クビキの手から離れた穀物パンサンドは、石畳の地面に落下する。
「何だこりゃ……」
クビキが姉妹達のいた場所へ戻ると、そこには傷だらけで倒れる二人がいた。
「おい、てめぇら‼︎ 誰にやられた⁉︎」
「…………ごめん……なさい……」
「…………せっかくもらったお金…………」
「んな事どうだっていい‼︎ お前らは大丈夫なのか⁉︎」
ーー(クソッ……‼︎ こいつらの襲われた理由が、何の考えなく渡した俺の金貨だとしたら…………。こいつらが襲われたのは俺のせいじゃねぇか‼︎)
「…………大丈夫……です」
「……いつもの事ですから……」
ーー(…………今はとにかく、こいつらが休める場所へと運ばなきゃならねぇ……。となると宿屋か⁉︎)
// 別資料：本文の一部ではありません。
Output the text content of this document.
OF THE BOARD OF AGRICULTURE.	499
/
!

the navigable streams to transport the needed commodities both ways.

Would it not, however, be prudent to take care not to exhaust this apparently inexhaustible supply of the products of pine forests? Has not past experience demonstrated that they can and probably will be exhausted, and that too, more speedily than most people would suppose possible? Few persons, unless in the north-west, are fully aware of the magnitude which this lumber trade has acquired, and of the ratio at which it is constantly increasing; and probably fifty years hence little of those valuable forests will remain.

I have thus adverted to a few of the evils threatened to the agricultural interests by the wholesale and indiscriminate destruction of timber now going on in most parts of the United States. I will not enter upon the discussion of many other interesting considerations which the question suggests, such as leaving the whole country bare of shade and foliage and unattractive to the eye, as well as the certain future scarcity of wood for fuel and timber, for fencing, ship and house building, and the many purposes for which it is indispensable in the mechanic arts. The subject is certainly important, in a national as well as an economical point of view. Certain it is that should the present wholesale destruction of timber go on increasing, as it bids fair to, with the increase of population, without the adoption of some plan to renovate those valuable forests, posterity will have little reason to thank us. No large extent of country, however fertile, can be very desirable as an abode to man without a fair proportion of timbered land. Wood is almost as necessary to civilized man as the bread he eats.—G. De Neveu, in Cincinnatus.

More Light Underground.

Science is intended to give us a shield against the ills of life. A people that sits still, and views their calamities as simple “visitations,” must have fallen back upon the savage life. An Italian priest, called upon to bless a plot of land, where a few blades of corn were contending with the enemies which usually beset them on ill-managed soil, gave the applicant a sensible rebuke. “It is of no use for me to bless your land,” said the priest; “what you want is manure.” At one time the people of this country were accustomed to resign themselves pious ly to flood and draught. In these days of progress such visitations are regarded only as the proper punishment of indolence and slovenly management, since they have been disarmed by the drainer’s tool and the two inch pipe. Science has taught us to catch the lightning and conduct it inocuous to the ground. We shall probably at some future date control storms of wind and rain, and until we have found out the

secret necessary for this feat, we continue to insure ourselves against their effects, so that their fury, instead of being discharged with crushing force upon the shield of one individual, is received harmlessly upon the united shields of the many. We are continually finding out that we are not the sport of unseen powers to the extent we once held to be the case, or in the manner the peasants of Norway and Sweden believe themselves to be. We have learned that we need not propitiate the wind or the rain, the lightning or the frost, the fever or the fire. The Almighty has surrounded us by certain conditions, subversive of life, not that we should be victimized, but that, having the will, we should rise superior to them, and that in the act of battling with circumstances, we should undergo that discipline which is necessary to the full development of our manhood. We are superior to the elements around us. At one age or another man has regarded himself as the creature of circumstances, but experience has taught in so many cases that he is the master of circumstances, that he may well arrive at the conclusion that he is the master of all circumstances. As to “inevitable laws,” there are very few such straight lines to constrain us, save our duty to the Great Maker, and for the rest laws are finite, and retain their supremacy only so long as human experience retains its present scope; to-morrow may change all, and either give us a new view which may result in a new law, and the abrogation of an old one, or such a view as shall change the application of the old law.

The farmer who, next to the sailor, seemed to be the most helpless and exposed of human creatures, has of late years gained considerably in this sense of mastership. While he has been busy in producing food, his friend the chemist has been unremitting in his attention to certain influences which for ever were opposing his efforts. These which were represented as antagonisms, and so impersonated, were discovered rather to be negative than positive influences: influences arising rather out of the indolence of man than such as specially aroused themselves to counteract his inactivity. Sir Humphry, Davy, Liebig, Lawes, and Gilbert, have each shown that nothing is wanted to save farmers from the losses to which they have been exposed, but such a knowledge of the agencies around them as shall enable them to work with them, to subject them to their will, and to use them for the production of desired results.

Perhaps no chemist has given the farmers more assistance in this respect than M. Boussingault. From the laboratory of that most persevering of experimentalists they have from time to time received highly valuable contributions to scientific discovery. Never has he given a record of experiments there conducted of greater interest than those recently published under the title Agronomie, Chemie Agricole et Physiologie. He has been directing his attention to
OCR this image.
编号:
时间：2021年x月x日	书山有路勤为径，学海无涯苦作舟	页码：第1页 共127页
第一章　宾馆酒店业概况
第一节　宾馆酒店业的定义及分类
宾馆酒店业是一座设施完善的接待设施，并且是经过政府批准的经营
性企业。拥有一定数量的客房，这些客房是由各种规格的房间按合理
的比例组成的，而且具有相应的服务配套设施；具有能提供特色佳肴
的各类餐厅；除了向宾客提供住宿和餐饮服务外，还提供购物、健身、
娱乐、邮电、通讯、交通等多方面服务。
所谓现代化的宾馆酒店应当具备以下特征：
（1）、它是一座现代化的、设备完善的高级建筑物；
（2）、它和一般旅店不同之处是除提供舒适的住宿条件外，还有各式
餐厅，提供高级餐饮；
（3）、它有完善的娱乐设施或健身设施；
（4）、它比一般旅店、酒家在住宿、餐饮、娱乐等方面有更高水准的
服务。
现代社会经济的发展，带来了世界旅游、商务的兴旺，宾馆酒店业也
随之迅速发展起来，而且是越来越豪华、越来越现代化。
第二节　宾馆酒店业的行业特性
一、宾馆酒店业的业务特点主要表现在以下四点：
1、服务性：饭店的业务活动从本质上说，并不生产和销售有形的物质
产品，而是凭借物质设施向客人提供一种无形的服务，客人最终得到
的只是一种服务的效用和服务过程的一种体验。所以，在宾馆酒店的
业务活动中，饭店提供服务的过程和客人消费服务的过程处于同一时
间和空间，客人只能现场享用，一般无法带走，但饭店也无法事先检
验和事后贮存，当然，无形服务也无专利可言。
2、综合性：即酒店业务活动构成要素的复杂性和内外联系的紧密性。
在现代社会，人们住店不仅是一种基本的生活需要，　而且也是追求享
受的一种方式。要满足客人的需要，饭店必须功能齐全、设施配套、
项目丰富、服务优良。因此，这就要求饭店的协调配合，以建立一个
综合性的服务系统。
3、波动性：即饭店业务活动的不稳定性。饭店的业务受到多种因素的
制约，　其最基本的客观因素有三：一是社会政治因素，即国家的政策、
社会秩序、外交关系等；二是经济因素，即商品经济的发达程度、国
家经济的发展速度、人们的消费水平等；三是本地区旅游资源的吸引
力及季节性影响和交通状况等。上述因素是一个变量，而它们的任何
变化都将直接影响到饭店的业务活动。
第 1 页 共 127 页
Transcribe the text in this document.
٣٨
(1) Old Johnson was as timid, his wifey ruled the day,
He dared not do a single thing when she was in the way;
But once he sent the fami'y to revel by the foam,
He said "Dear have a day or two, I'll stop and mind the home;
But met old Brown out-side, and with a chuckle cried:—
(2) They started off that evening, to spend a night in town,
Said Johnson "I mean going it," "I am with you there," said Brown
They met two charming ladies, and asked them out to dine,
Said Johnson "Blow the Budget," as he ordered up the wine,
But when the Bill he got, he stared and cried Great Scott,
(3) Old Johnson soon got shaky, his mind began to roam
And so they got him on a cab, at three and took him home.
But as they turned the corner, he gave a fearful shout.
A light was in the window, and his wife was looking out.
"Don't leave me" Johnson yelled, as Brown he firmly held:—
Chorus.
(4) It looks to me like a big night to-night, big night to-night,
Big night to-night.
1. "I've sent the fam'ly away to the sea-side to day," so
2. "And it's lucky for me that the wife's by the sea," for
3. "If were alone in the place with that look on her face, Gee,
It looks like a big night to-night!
クビキはボロボロになった姉妹を担ぎ上げる。栄養のある物を食べられないせいか、少女二人を担ぎ上げても、殆ど重さは感じられない。
「ちょっとだけ我慢しやがれ‼︎ 揺れるぞ……‼︎」
「…………」
「…………」
ーー(こいつらの血は、ちっとも綺麗に思えねぇ……)
どれくらいの時間を走っただろうか、クビキは息を切らし、額には汗が滲んでいた。
街は広く、日が沈み、次第に辺りは暗くなってくる。
「あったっ‼︎ 手間掛けさせやがって‼︎ ……店主‼︎ 部屋を借りたい‼︎」
「はいよ、いらっしゃい! おや、その子達……。スラムの子達じゃないかい⁉︎ 勘弁しておくれよ‼︎ 汚いし、病気がうつっちまう‼︎」
斬り裂き魔をやっている手前、命の重さについて何も反論する事は出来なかったが、宿屋の女店主に対して、ぶつける事の出来ない怒りが込み上げる。
「金なら二倍でも三倍でも払う‼︎ 俺がこいつらの身なりも整えてやるからしばらく宿を貸してくれ…………。頼む……」
他人に対して頭を下げた事など、いつ以来だっただろうか。クビキは葛藤していた。この姉妹のために何をムキになっているのか。
自分が今までしてきた事を棚に上げて、今更偽善者にでもなるつもりなのか。
「20万Dだ‼︎ 今日一日! これでこいつらの傷を医者に見てもらって、綺麗にしてやってくれ‼︎ 頼む‼︎」
「20万D⁉︎ あんたうちの宿は一泊6千Dだよ⁉︎」
「まだ不服か……?」
「いいや、とんでもない。あんたの希望通りにやらせてもらうよ! お客様‼︎」
ーー(後は服屋か……それなら確かこの宿の向かいにあったはずだ……)
クビキは宿屋の扉を開けると、向かいのブティックへと足を運んだ。
「いらっしゃいませ。何かお探しですか?」
「ああ、6歳ほどで子供用の服を二着探している。できれば下着も頼む。 そうだな、どうせなら可愛い奴を選んでくれ」
「かしこまりました」
ブティックの店員は、手慣れた様子で衣服を選び布袋に詰めた。
ーー(俺が女児の衣服を買う日が来ようとはな……。今日はクソみてぇな一日だ)
クビキは複雑な心境で宿屋へと帰って行く。日はすっかり沈み、暗闇と静寂が辺りを包んでいた。
「あんた! あの子達なら大丈夫だよ。もう少ししたら目を覚ますだろうってさ」
「世話をかけたな。助かったぜ」
「いいんだよ‼︎ あれだけお金をもらったんだ。相応の事はさせてもらうさ! 食事が出来たら運んであげるから、あんたはあの子達についていてあげな!」
「ああ、わかった!」
言われた通りに階段を上がるクビキ。一歩一歩、木造階段の軋む音が宿内に響く。
金属製のドアノブを回すと、彼はその部屋に入った。